Um semeador, durante todo dia, semeou grãos de trigo no seu campo. Ao por do sol voltou para casa, cansado, mas feliz por haver realizado sua missão de trabalho. Semeara trigo e estava contente porque aquele trigo seria, em breve, transformado em pão, para alimento de muita gente. Porém, esse homem tinha um inimigo que invejava suas plantações. O inimigo era mau e queria, a todo custo prejudicar as sementeiras do fazendeiro.
"Que farei?" - pensava o inimigo. E teve a ideia maldosa de semear pequenas pedras no campo de trigo; mas poderiam ser retiradas e seu ódio não ficaria satisfeito. Resolveu, então, semear joio onde o trigo havia sido semeado. Foi esse o plano maldoso do inimigo do semeador.

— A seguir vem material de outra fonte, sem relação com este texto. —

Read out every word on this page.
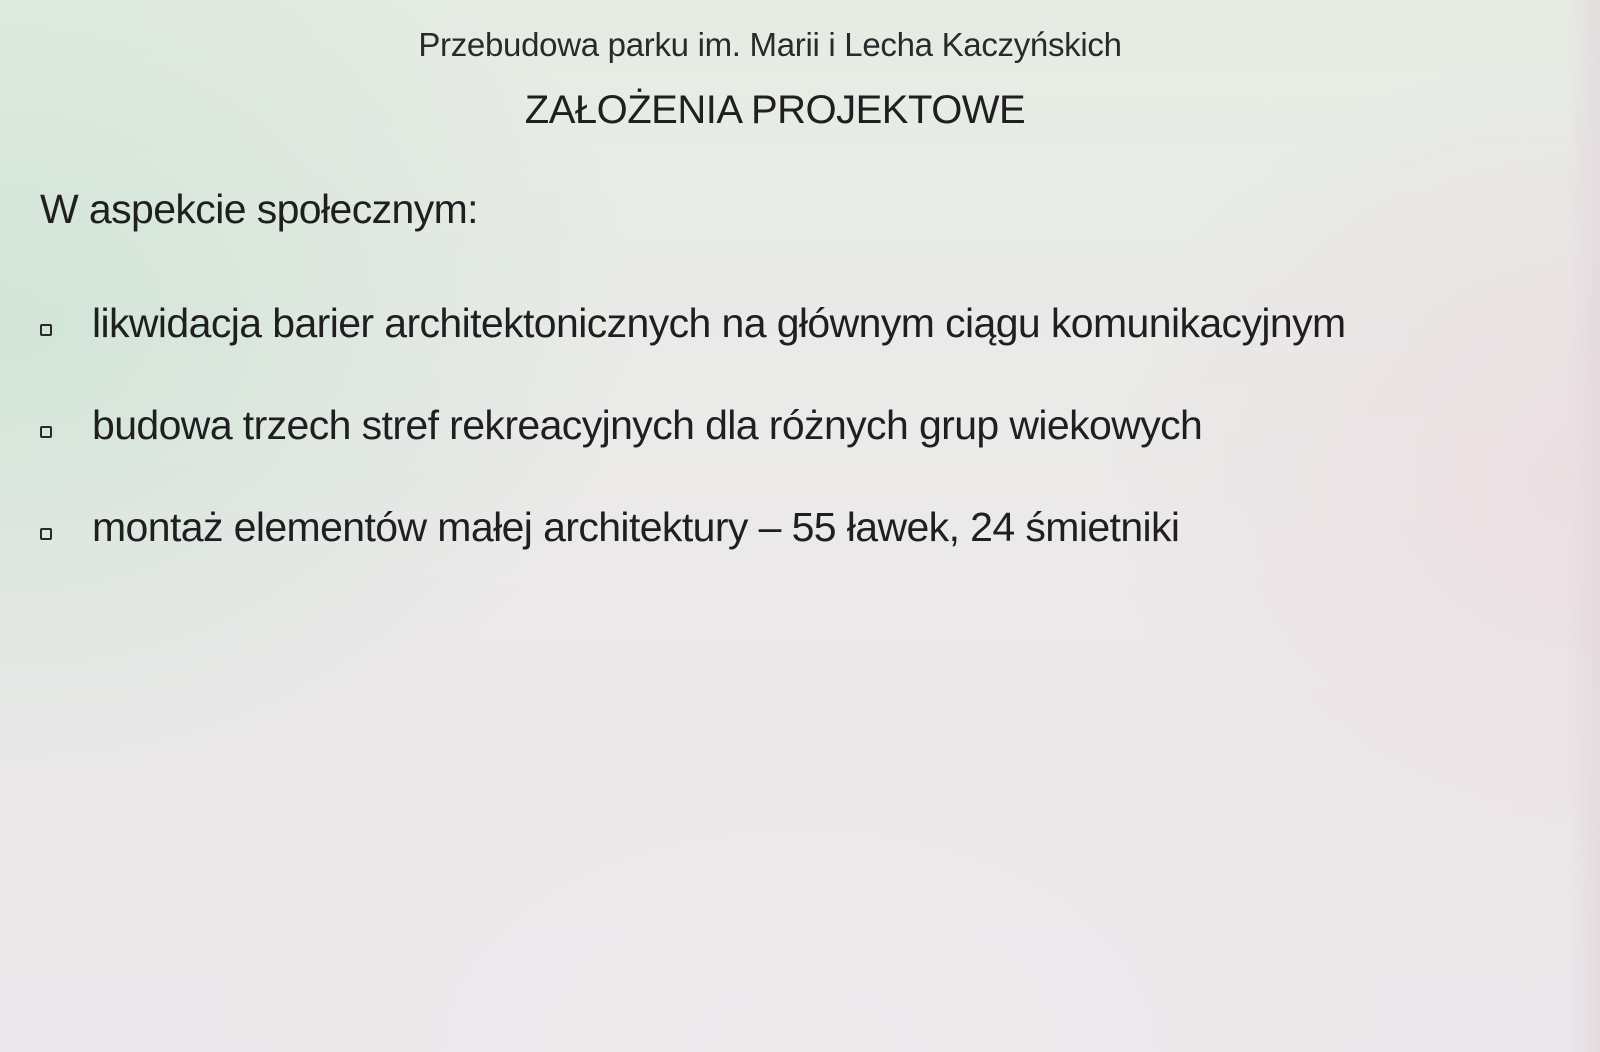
Przebudowa parku im. Marii i Lecha Kaczyńskich
ZAŁOŻENIA PROJEKTOWE
W aspekcie społecznym:
likwidacja barier architektonicznych na głównym ciągu komunikacyjnym
budowa trzech stref rekreacyjnych dla różnych grup wiekowych
montaż elementów małej architektury – 55 ławek, 24 śmietniki
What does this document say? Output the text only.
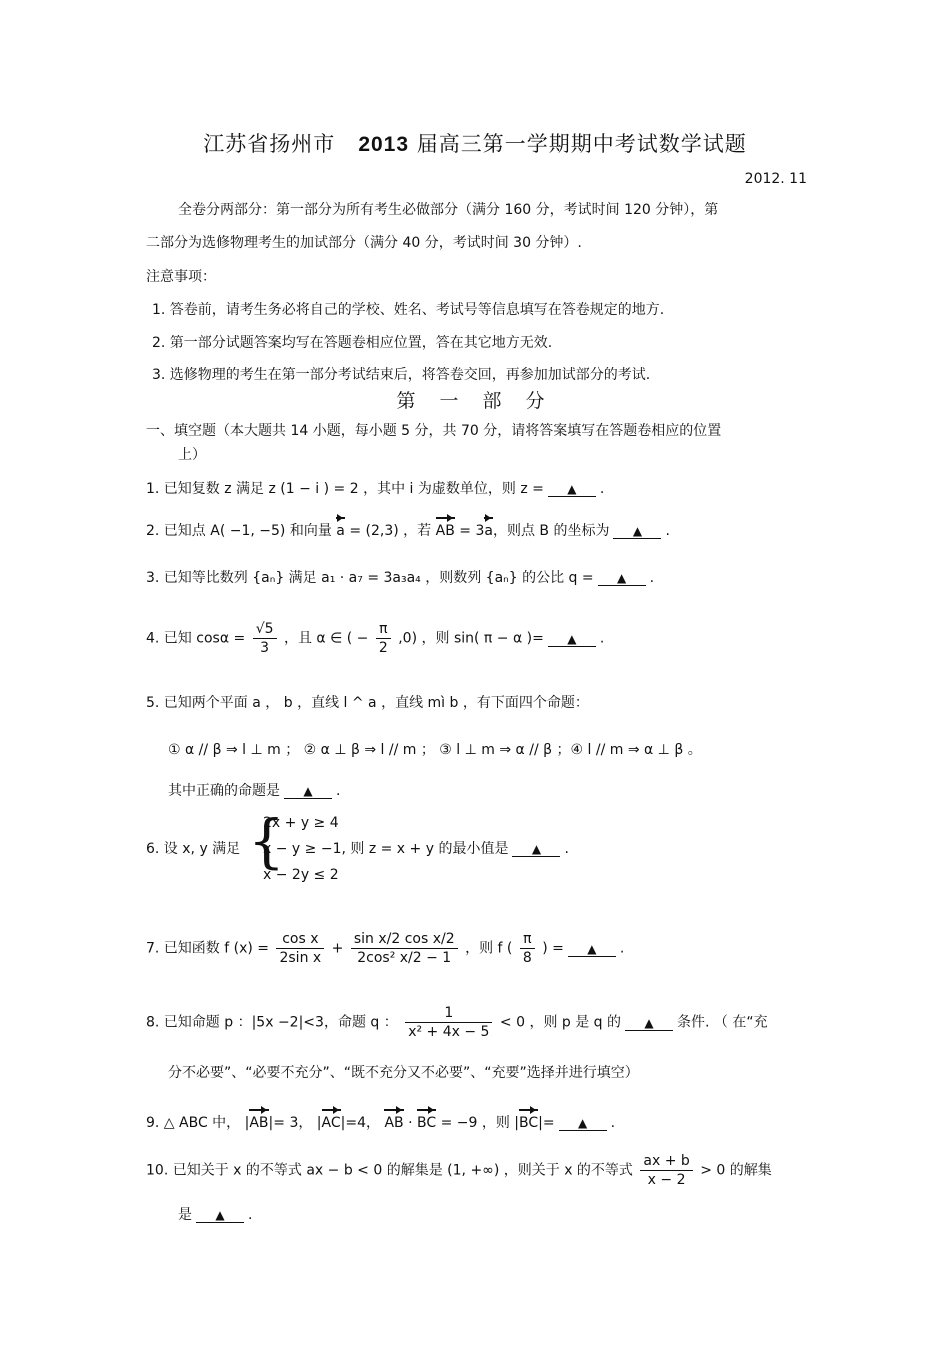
江苏省扬州市 2013 届高三第一学期期中考试数学试题
2012. 11
全卷分两部分：第一部分为所有考生必做部分（满分 160 分，考试时间 120 分钟），第
二部分为选修物理考生的加试部分（满分 40 分，考试时间 30 分钟）.
注意事项：
1. 答卷前，请考生务必将自己的学校、姓名、考试号等信息填写在答卷规定的地方.
2. 第一部分试题答案均写在答题卷相应位置，答在其它地方无效.
3. 选修物理的考生在第一部分考试结束后，将答卷交回，再参加加试部分的考试.
第 一 部 分
一、填空题（本大题共 14 小题，每小题 5 分，共 70 分，请将答案填写在答题卷相应的位置
上）
1. 已知复数 z 满足 z (1 − i ) = 2 ，其中 i 为虚数单位，则 z = ▲ .
2. 已知点 A( −1, −5) 和向量 a = (2,3) ，若 AB = 3a，则点 B 的坐标为 ▲ .
3. 已知等比数列 {aₙ} 满足 a₁ · a₇ = 3a₃a₄ ，则数列 {aₙ} 的公比 q = ▲ .
4. 已知 $\cos\alpha = \frac{√5}{3}$ ，且 α ∈ ( − $\frac{\pi}{2} ,0$) ，则 sin( π − α )= ▲ .
5. 已知两个平面 a ， b ，直线 l ^ a ，直线 mì b ，有下面四个命题：
① α // β ⇒ l ⊥ m ； ② α ⊥ β ⇒ l // m ； ③ l ⊥ m ⇒ α // β ；④ l // m ⇒ α ⊥ β 。
其中正确的命题是 ▲ .
6. 设 x, y 满足 {
2x + y ≥ 4
x − y ≥ −1, 则 z = x + y 的最小值是 ▲ .
x − 2y ≤ 2
7. 已知函数 f $(x) = \frac{\text{cos x}}{\text{2sin x}} + \frac{\text{sin x/2 cos x/2}}{\text{2cos² x/2 − 1}}$ ，则 f ( $\frac{\pi}{8}$ ) = ▲ .
8. 已知命题 p ：|5x −2|<3，命题 q ： $\frac{1}{\text{x² + 4x − 5}} < 0$ ，则 p 是 q 的 ▲ 条件. （ 在“充
分不必要”、“必要不充分”、“既不充分又不必要”、“充要”选择并进行填空）
9. △ ABC 中， |AB|= 3， |AC|=4， AB · BC = −9 ，则 |BC|= ▲ .
10. 已知关于 x 的不等式 ax − b < 0 的解集是 (1, +∞) ，则关于 x 的不等式 $\frac{ax + b}{x - 2} > 0$ 的解集
是 ▲ .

O joio é uma planta muito parecida com o trigo, mas, não serve para alimentação do homem, podendo até envenená-lo. Eis porque o inimigo do fazendeiro quis fazer a mistura do joio com o trigo no campo, visando prejudicar a colheita e causar males aos que se alimentassem do produto daquele campo.
O inimigo fez o que pensou. Durante a noite, enquanto o fazendeiro e seus trabalhadores dormiam, o homem maldoso entrou no campo e semeou joio no meio do trigal. Completada sua obra de ódio e ruindade, ele se retirou, cuidadosamente.
Algum tempo depois, apareceu também o joio. Então , os trabalhadores foram dizer ao fazendeiro o que haviam visto no campo:
- Senhor, não semeaste no campo somente boas sementes? Poe que, então, está nascendo joio no trigal?
O Fazendeiro já havia descoberto tudo e respondeu aos servidores:
- Foi um inimigo que fez isso.....
Os trabalhadores lhe perguntaram:
- Senhor, queres que vamos, agora mesmo arrancar o joio?
O senhor lhes respondeu com uma explicação:
- Não é possível fazer isso agora. Vocês sabem que o joio é muito parecido com o trigo. Se vocês quiserem arrancar o joio que foi plantado junto com o bom grão, arrancarão também o trigo, pois as raízes de ambos muitas vezes se entrelaçam. Deixem que cresçam juntos o joio e o trigo. Na época da ceifa, eu direi aos ceifeiros que colham primeiro o joio e o atem em feixes para queimá-lo; e depois juntem o trigo no meu celeiro.
Medite bem sobre esta parábola e não permita que as forças do mal lancem no seu coração o joio da maldade e dos pensamentos indignos. Salomão já ensinava, há três mil anos: "Acima de todas as coisas que se devem guardar, guarda o teu coração, porque dele procedem as fontes da vida" (Provérbios, 4:23).